Strona:F. A. Ossendowski - Płomienna północ.djvu/82

Ta strona została skorygowana.

Mimowoli oglądam się i widzę czarnego gentlemena, zbliżającego się ku wsi z tłomokiem w ręku. Ma na sobie starą kurtę spahisa z mosiężnemi guzikami i turban na głowie. Z wyrazu czarnego oblicza wyczytuję, że jest niezadowolony z tego, żem chciał „ukraść duszę“ mieszkanek wioski.
Nie wzrusza mnie to, więc chcę dokończyć kradzieży, lecz, niestety, — zapóźno.

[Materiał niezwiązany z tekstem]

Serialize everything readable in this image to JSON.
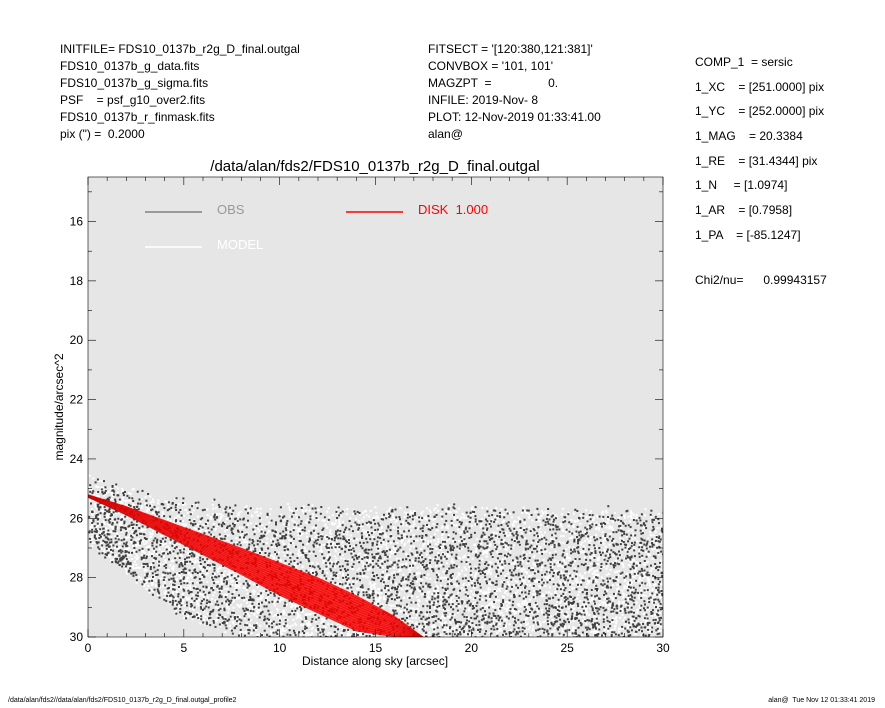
{
  "header_left": [
    "INITFILE= FDS10_0137b_r2g_D_final.outgal",
    "FDS10_0137b_g_data.fits",
    "FDS10_0137b_g_sigma.fits",
    "PSF    = psf_g10_over2.fits",
    "FDS10_0137b_r_finmask.fits",
    "pix (\") =  0.2000"
  ],
  "header_mid": [
    "FITSECT = '[120:380,121:381]'",
    "CONVBOX = '101, 101'",
    "MAGZPT  =                 0.",
    "INFILE: 2019-Nov- 8",
    "PLOT: 12-Nov-2019 01:33:41.00",
    "alan@"
  ],
  "header_right": [
    "COMP_1  = sersic",
    "1_XC    = [251.0000] pix",
    "1_YC    = [252.0000] pix",
    "1_MAG    = 20.3384",
    "1_RE    = [31.4344] pix",
    "1_N     = [1.0974]",
    "1_AR    = [0.7958]",
    "1_PA    = [-85.1247]"
  ],
  "chi2": "Chi2/nu=      0.99943157",
  "footer_left": "/data/alan/fds2//data/alan/fds2/FDS10_0137b_r2g_D_final.outgal_profile2",
  "footer_right": "alan@  Tue Nov 12 01:33:41 2019",
  "chart_data": {
    "type": "scatter",
    "title": "/data/alan/fds2/FDS10_0137b_r2g_D_final.outgal",
    "xlabel": "Distance along sky [arcsec]",
    "ylabel": "magnitude/arcsec^2",
    "xlim": [
      0,
      30
    ],
    "ylim": [
      30,
      14.5
    ],
    "y_inverted": true,
    "x_ticks": [
      0,
      5,
      10,
      15,
      20,
      25,
      30
    ],
    "y_ticks": [
      16,
      18,
      20,
      22,
      24,
      26,
      28,
      30
    ],
    "background_color": "#e6e6e6",
    "legend": [
      {
        "name": "OBS",
        "color": "#808080"
      },
      {
        "name": "MODEL",
        "color": "#ffffff"
      },
      {
        "name": "DISK  1.000",
        "color": "#ff0000"
      }
    ],
    "series": [
      {
        "name": "OBS",
        "color": "#404040",
        "description_points": "dense scatter of observed pixel values",
        "envelope": {
          "x": [
            0,
            2,
            5,
            10,
            15,
            20,
            25,
            30
          ],
          "bright": [
            24.6,
            25.0,
            25.4,
            25.6,
            25.6,
            25.6,
            25.7,
            25.7
          ],
          "faint": [
            26.5,
            27.5,
            29.0,
            30.0,
            30.0,
            30.0,
            30.0,
            30.0
          ]
        }
      },
      {
        "name": "MODEL",
        "color": "#ffffff",
        "envelope": {
          "x": [
            0,
            2,
            5,
            10,
            15,
            20,
            25,
            30
          ],
          "bright": [
            24.6,
            25.0,
            25.4,
            25.6,
            25.6,
            25.6,
            25.7,
            25.7
          ],
          "faint": [
            26.5,
            27.5,
            29.0,
            30.0,
            30.0,
            30.0,
            30.0,
            30.0
          ]
        }
      },
      {
        "name": "DISK  1.000",
        "color": "#ff0000",
        "x": [
          0.0,
          2.0,
          5.0,
          8.0,
          10.0,
          12.0,
          14.0,
          16.0,
          17.5
        ],
        "y_bright": [
          25.2,
          25.6,
          26.3,
          27.0,
          27.5,
          28.0,
          28.6,
          29.3,
          30.0
        ],
        "y_faint": [
          25.3,
          25.9,
          26.9,
          27.9,
          28.6,
          29.2,
          29.8,
          30.0,
          30.0
        ]
      }
    ]
  }
}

Widzę tylko znikające na zakręcie ścieżki białe szaty niewiast i słyszę głuchy tupot bosych nóg uciekających.
— Nicponiu jeden! — myślę w złości o intruzie i przez zemstę fotografuję go tak, aby został uwieńczony razem z osłem, skubiącym trawę w cieniu kaktusów.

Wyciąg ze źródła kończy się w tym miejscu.